Você verá com prazer isso acontecer.

Você sabe!

Ele roubou o próprio irmão.

Por poder e riqueza!

Sangue do próprio sangue.

E quando ele estuprou a esposa do irmão por capricho?

E quando ele matou na frente do irmão esposa e filhas?

E quando ele viu o irmão pedido misericódia e trucidou atirando-lhe no peito?

E quando ele roubou tudo o que achava de valor e no final ateou fogo em tudo?

Puro ciúme, inveja e rancor.

E depois se embebedou.

E quando viu não teve outra escolha a não ser fugir intuindo que você era um cavalo.

Liro!

Ele estava bêbado e não se atentou a isso.

Seguindo o caminho da estrada mais deserta possível.

Com medo de ser descoberto.

Levando você a tapas.

E quando se deu conta de que você era um burro...

Açoitou-o muitas vezes.

Pois o seu orgulho era firme.

Fúria nos olhos.

Cobiça na boca.

Terror nas mãos.

Já faz quatro anos que isso aconteceu.

Cavalgando no encalço do assasino.

Por qual motivo?

Poderia eu ter salvado meu antigo da violência?

Poderia eu fazê-lo escutar e mudar o rumo da jornada?

Poderia os seres humanos acreditarem que um bicho que fala e foi testemunha de tudo isso?

Liro!

Viste o horror acontecer.

Aconteceu.

E aqui estamos

E ele vai morrer assim?

Sim!

Pela boca de um animal?

O que eu faço?

Inhóóó!

Inhóóó!

Inhóóó! O homem acorda.

Inhóóó! Inhóóó!

Inhóóó!
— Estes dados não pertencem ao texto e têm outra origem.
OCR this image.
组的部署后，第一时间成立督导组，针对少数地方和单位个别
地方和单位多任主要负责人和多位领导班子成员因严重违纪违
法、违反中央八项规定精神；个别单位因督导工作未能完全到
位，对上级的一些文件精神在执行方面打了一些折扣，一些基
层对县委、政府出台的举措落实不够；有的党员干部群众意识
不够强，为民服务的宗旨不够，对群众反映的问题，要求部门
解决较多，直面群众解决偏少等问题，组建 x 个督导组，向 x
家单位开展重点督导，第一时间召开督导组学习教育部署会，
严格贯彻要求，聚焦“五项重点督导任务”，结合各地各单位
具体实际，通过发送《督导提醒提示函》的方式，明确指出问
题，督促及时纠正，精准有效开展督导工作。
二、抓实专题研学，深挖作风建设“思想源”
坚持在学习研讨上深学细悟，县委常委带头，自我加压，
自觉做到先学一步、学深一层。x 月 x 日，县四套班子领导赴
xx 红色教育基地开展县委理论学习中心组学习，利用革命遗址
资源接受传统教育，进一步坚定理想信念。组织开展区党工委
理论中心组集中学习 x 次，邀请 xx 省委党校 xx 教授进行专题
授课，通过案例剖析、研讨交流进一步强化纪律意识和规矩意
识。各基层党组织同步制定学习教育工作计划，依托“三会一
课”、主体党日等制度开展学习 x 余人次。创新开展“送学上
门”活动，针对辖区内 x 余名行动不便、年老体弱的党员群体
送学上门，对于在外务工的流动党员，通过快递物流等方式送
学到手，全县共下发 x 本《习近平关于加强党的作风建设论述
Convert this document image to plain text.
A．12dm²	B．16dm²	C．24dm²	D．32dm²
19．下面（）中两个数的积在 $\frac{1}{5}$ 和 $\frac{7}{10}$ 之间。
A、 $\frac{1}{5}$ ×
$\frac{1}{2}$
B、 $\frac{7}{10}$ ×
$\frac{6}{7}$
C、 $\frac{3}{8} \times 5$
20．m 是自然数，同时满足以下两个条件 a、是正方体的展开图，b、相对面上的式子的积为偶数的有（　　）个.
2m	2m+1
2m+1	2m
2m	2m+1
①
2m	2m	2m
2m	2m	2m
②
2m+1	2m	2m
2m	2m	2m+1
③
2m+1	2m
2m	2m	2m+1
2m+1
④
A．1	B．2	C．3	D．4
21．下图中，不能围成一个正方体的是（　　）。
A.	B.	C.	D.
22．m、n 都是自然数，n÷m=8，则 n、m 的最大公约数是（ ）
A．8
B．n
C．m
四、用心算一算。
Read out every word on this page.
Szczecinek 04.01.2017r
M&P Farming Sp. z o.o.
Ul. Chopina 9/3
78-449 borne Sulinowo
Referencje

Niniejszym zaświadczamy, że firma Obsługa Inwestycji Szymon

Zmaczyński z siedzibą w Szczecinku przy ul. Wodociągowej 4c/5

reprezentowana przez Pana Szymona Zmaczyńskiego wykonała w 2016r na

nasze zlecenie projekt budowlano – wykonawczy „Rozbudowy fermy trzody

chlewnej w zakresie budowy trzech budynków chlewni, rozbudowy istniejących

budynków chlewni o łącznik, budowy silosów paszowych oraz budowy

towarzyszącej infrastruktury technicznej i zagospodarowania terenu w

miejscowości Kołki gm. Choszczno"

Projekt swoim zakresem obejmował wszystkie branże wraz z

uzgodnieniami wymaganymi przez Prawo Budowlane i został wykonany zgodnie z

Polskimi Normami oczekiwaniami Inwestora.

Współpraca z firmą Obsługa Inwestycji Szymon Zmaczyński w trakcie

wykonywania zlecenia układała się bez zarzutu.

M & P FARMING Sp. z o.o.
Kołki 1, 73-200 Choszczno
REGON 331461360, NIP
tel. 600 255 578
Assustado. Inhóóó! Inhóóó! Inhóóó!

Vê a cobra. Inhóóó! Inhóóó! Inhóóó! Olha para os lados.

Inhóóó! Inhóóó!

Inhóóó!

Ela vai te morder. Inhóóó! Corre! Inhóóó! Calma!

Inhóóó! Isso!

Inhóóó! Inhóóó! Calma! Inhóóó!. Dá um susto na cobra!

Inhóóó!

Isso! Um facão?

Inhóóó!

Inhóóó!

Prá que isso?

Inhóóó!

Não precisa matar a cobra!

Inhóóó!

Inhóóó!

Inhóóó!

Não faz isso!

Inhóóó!

Inhóóó!

Ela só estava passando.

Inhóóó!

Inhóóó!

Não!

Inhóóó!

Ei!

Inhóóó!

Inhóóó!

Inhóóó!

Vai me bater de novo?

Inhóóó!

Inhóóó!

Por que você está me açoitando agora?

Inhóóó!

Inhóóó!

Inhóóó!

O que foi que eu fiz!

Inhóóó!

Inhóóó!

Inhóóó!

Eu salvei a sua vida.

Inhóóó!

Inhóóó!

De onde vem esse ódio?

Inhóóó!

Eu não fiz nada!

Inhóóó!

Inhóóó!

Inhóóó!

Vai me matar também?

E essa cara agora?

Eu sou um burro que fala.

O velho pega a arma no alforje.

Dispara o tiro.

Vertigem.

É tarde para corrigir-se.

Uma vez que tenha dito qualquer coisa. É definitivo.
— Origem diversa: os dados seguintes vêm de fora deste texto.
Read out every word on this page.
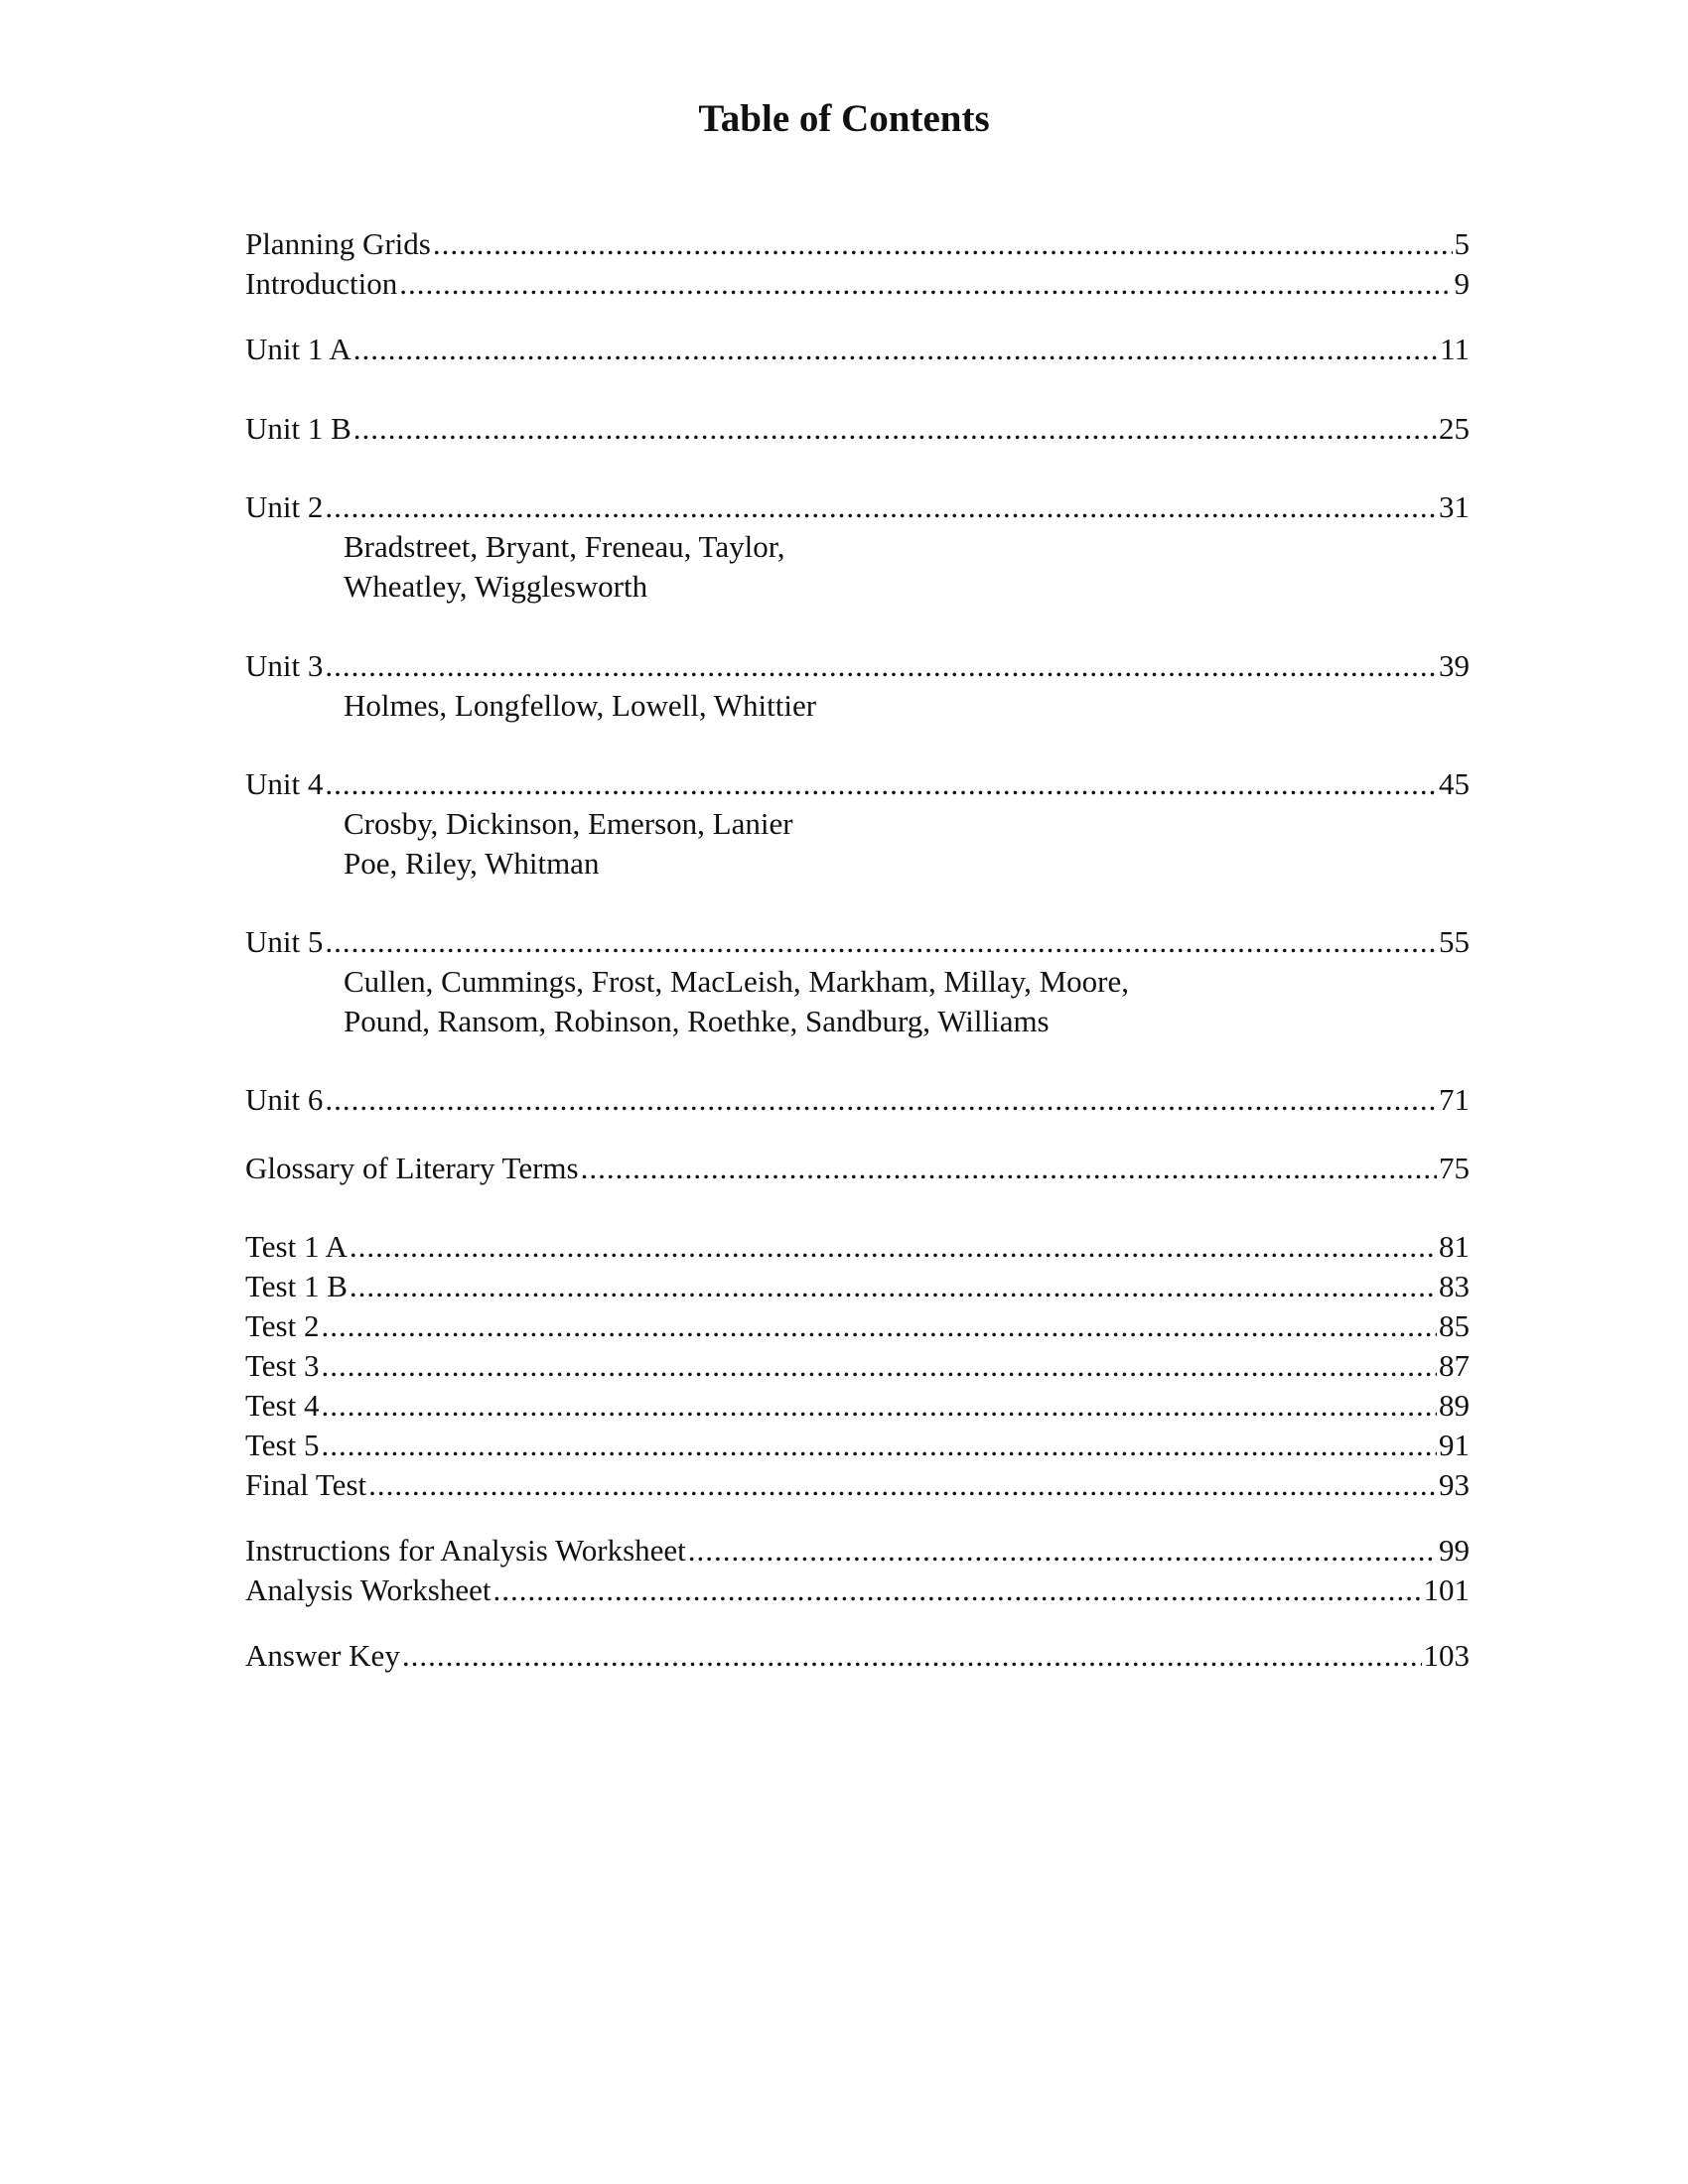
Table of Contents
Planning Grids .....	5
Introduction .....	9
Unit 1 A .....	11
Unit 1 B .....	25
Unit 2 .....	31
Bradstreet, Bryant, Freneau, Taylor,
Wheatley, Wigglesworth
Unit 3 .....	39
Holmes, Longfellow, Lowell, Whittier
Unit 4 .....	45
Crosby, Dickinson, Emerson, Lanier
Poe, Riley, Whitman
Unit 5 .....	55
Cullen, Cummings, Frost, MacLeish, Markham, Millay, Moore,
Pound, Ransom, Robinson, Roethke, Sandburg, Williams
Unit 6 .....	71
Glossary of Literary Terms .....	75
Test 1 A .....	81
Test 1 B .....	83
Test 2 .....	85
Test 3 .....	87
Test 4 .....	89
Test 5 .....	91
Final Test .....	93
Instructions for Analysis Worksheet .....	99
Analysis Worksheet .....	101
Answer Key .....	103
Você tem que aguentar as consequências.

9. MAIS VALE MATAR UM BURRO VELHO DO QUE ENSINÁ-LO?

O BURRO:

Embora escorram minhas últimas horas nessa estrada.

Estou bem.

Embora escorram minhas últimas horas nessa minha condição dolorosa.

Não tenho medo.

Embora escorram minhas últimas horas na terra...
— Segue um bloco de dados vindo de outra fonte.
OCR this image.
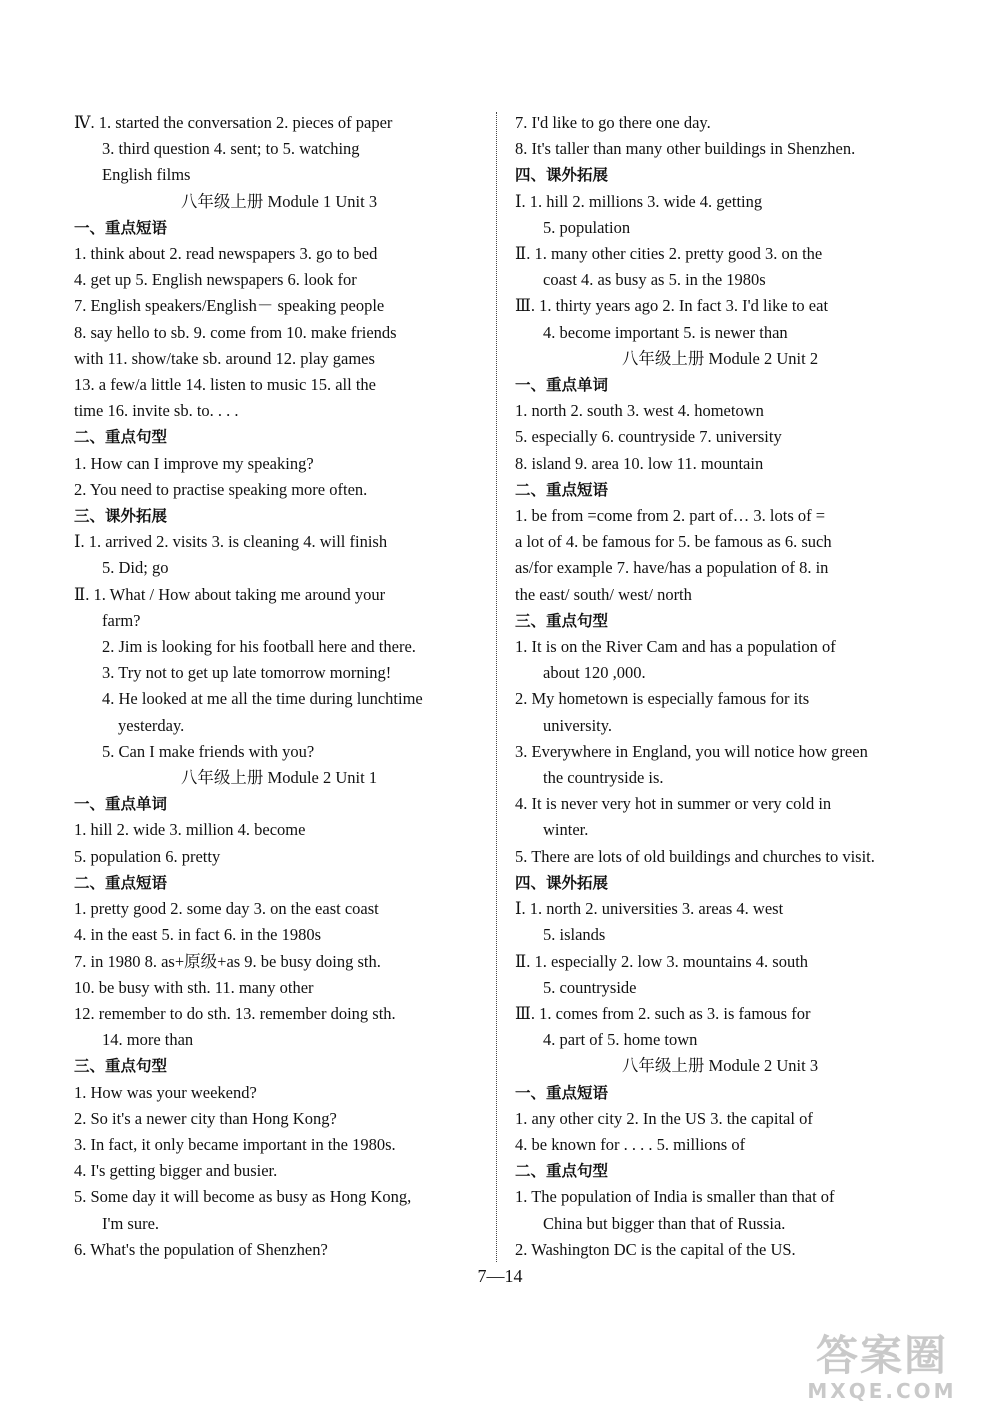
Ⅳ. 1. started the conversation 2. pieces of paper
3. third question 4. sent; to 5. watching
English films
八年级上册 Module 1 Unit 3
一、重点短语
1. think about 2. read newspapers 3. go to bed
4. get up 5. English newspapers 6. look for
7. English speakers/English－ speaking people
8. say hello to sb. 9. come from 10. make friends
with 11. show/take sb. around 12. play games
13. a few/a little 14. listen to music 15. all the
time 16. invite sb. to. . . .
二、重点句型
1. How can I improve my speaking?
2. You need to practise speaking more often.
三、课外拓展
Ⅰ. 1. arrived 2. visits 3. is cleaning 4. will finish
5. Did; go
Ⅱ. 1. What / How about taking me around your
farm?
2. Jim is looking for his football here and there.
3. Try not to get up late tomorrow morning!
4. He looked at me all the time during lunchtime
yesterday.
5. Can I make friends with you?
八年级上册 Module 2 Unit 1
一、重点单词
1. hill 2. wide 3. million 4. become
5. population 6. pretty
二、重点短语
1. pretty good 2. some day 3. on the east coast
4. in the east 5. in fact 6. in the 1980s
7. in 1980 8. as+原级+as 9. be busy doing sth.
10. be busy with sth. 11. many other
12. remember to do sth. 13. remember doing sth.
14. more than
三、重点句型
1. How was your weekend?
2. So it's a newer city than Hong Kong?
3. In fact, it only became important in the 1980s.
4. I's getting bigger and busier.
5. Some day it will become as busy as Hong Kong,
I'm sure.
6. What's the population of Shenzhen?
7. I'd like to go there one day.
8. It's taller than many other buildings in Shenzhen.
四、课外拓展
Ⅰ. 1. hill 2. millions 3. wide 4. getting
5. population
Ⅱ. 1. many other cities 2. pretty good 3. on the
coast 4. as busy as 5. in the 1980s
Ⅲ. 1. thirty years ago 2. In fact 3. I'd like to eat
4. become important 5. is newer than
八年级上册 Module 2 Unit 2
一、重点单词
1. north 2. south 3. west 4. hometown
5. especially 6. countryside 7. university
8. island 9. area 10. low 11. mountain
二、重点短语
1. be from =come from 2. part of… 3. lots of =
a lot of 4. be famous for 5. be famous as 6. such
as/for example 7. have/has a population of 8. in
the east/ south/ west/ north
三、重点句型
1. It is on the River Cam and has a population of
about 120 ,000.
2. My hometown is especially famous for its
university.
3. Everywhere in England, you will notice how green
the countryside is.
4. It is never very hot in summer or very cold in
winter.
5. There are lots of old buildings and churches to visit.
四、课外拓展
Ⅰ. 1. north 2. universities 3. areas 4. west
5. islands
Ⅱ. 1. especially 2. low 3. mountains 4. south
5. countryside
Ⅲ. 1. comes from 2. such as 3. is famous for
4. part of 5. home town
八年级上册 Module 2 Unit 3
一、重点短语
1. any other city 2. In the US 3. the capital of
4. be known for . . . . 5. millions of
二、重点句型
1. The population of India is smaller than that of
China but bigger than that of Russia.
2. Washington DC is the capital of the US.
7—14
答案圈
MXQE.COM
Sinto que o fim dessa vida se aproxima.

Essa é a estrada que almejo agora.

O velho se foi.

Deixou-me aqui.

Libertou-me de vez.

Na beira da poeira da estrada deserta. Sozinho.

Em solitude e solidão.

Agonizo meus últimos suspiros.

Nenhum pai.

Nenhuma mãe.

Nenhum amigo.

Nenhum conhecido.

Nenhum desconhecido.

Vai ficar tudo bem agora...

Vivi o que tive que viver.

Palmas para o teatro da vida.

Na memória fui um burro.

Mas agora nesses últimos instantes...

Nessa terra...

Longa e pequena.

Vasta e estreita.

A história da minha pequena vida.

Finalmente vivida.

Fatídica?

Agora prestes a ser esquecida?

Foi um sonho...

Um breve sonho...

Quem saberá dizer...

So sei que...

O outro lado da vida me espera.

Uma chance...

De viver e encontrar...

Quem sabe o país das maravilhas.

Já não permaneço preso no mesmo lugar.